El Catastro Urbano propiamente dicho nace con la Ley de Presupuestos de 1893, en la que, en consonancia con el creciente proceso de urbanización, se separará la recaudación de rústica y pecuaria de la urbana, proyectándose para esta última la confección por municipios de un Registro Fiscal de Edificios y Solares, iniciándose desde entonces un camino divergente en la descripción de los inmuebles según su naturaleza rústica o urbana, que para estos últimos supuso, en general, su reducción a información literal frente a la riqueza de la planimetría parcelaria que ha caracterizado a los catastros rústicos.

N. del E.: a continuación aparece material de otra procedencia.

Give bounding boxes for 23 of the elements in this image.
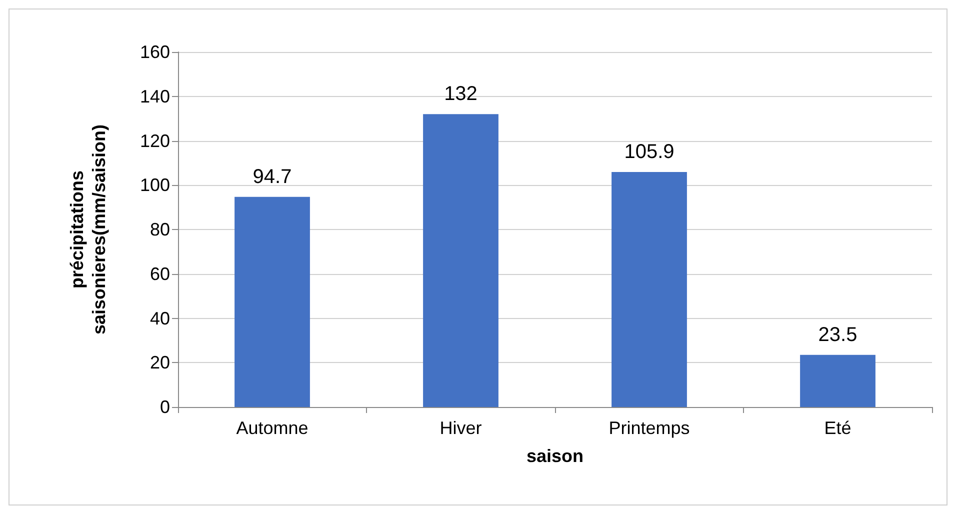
y-tick-label: 140 — [140, 86, 170, 106]
x-tick-label: Eté — [824, 418, 852, 438]
y-tick-label: 60 — [150, 264, 170, 284]
bar — [234, 196, 310, 407]
y-tick-label: 0 — [160, 397, 170, 417]
y-tick-label: 20 — [150, 352, 170, 373]
x-tick-label: Hiver — [440, 418, 482, 438]
y-axis-title: précipitations saisonieres(mm/saision) — [67, 124, 109, 335]
bar — [800, 354, 876, 407]
data-label: 94.7 — [252, 166, 292, 188]
data-label: 105.9 — [624, 141, 674, 164]
bar — [612, 172, 687, 407]
x-axis-title: saison — [526, 446, 584, 466]
bar — [423, 114, 498, 407]
y-tick-label: 100 — [140, 175, 170, 196]
data-label: 132 — [444, 83, 478, 106]
y-tick-label: 80 — [150, 220, 170, 240]
data-label: 23.5 — [818, 324, 858, 346]
y-tick-label: 40 — [150, 308, 170, 328]
x-tick-label: Printemps — [608, 418, 690, 438]
x-tick-label: Automne — [236, 418, 308, 438]
y-tick-label: 160 — [140, 42, 170, 62]
y-tick-label: 120 — [140, 130, 170, 151]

El Registro Fiscal de cada municipio se integraba en uno mayor de ámbito provincial y debía estar constituido básicamente por dos documentos: los planos de los edificios y las hojas declaratorias, cumplimentadas, finca a finca, por cada propietario y en las que constaban sus características físicas y jurídicas, así como los valores en venta y renta que establecía el perito para poder deducir el producto íntegro y el líquido imponible. El Padrón de contribuyentes y la lista cobratoria completaban la documentación fiscal relacionada con el catastro urbano.
 

Este modelo de Catastro urbano se mantuvo sin grandes cambios prácticamente hasta la aprobación de la reforma fiscal de 1964, que está en el arranque de la Contribución Territorial Urbana. Acompañando a la nueva norma fiscal se aprueban en 1966 las especificaciones para la implantación del Catastro Urbano, cuya responsabilidad recae en el Ministerio de Hacienda, quien, en colaboración con los Ayuntamientos, sustituirá progresivamente al Instituto Geográfico en los trabajos catastrales. Con esta reforma se extenderá el gravamen a la totalidad de los inmuebles urbanos, y no solo a solares y edificaciones residenciales como hasta entonces, se levantarán planos parcelarios para los núcleos urbanos así como cartografías por manzanas y por fincas a escala 1:250.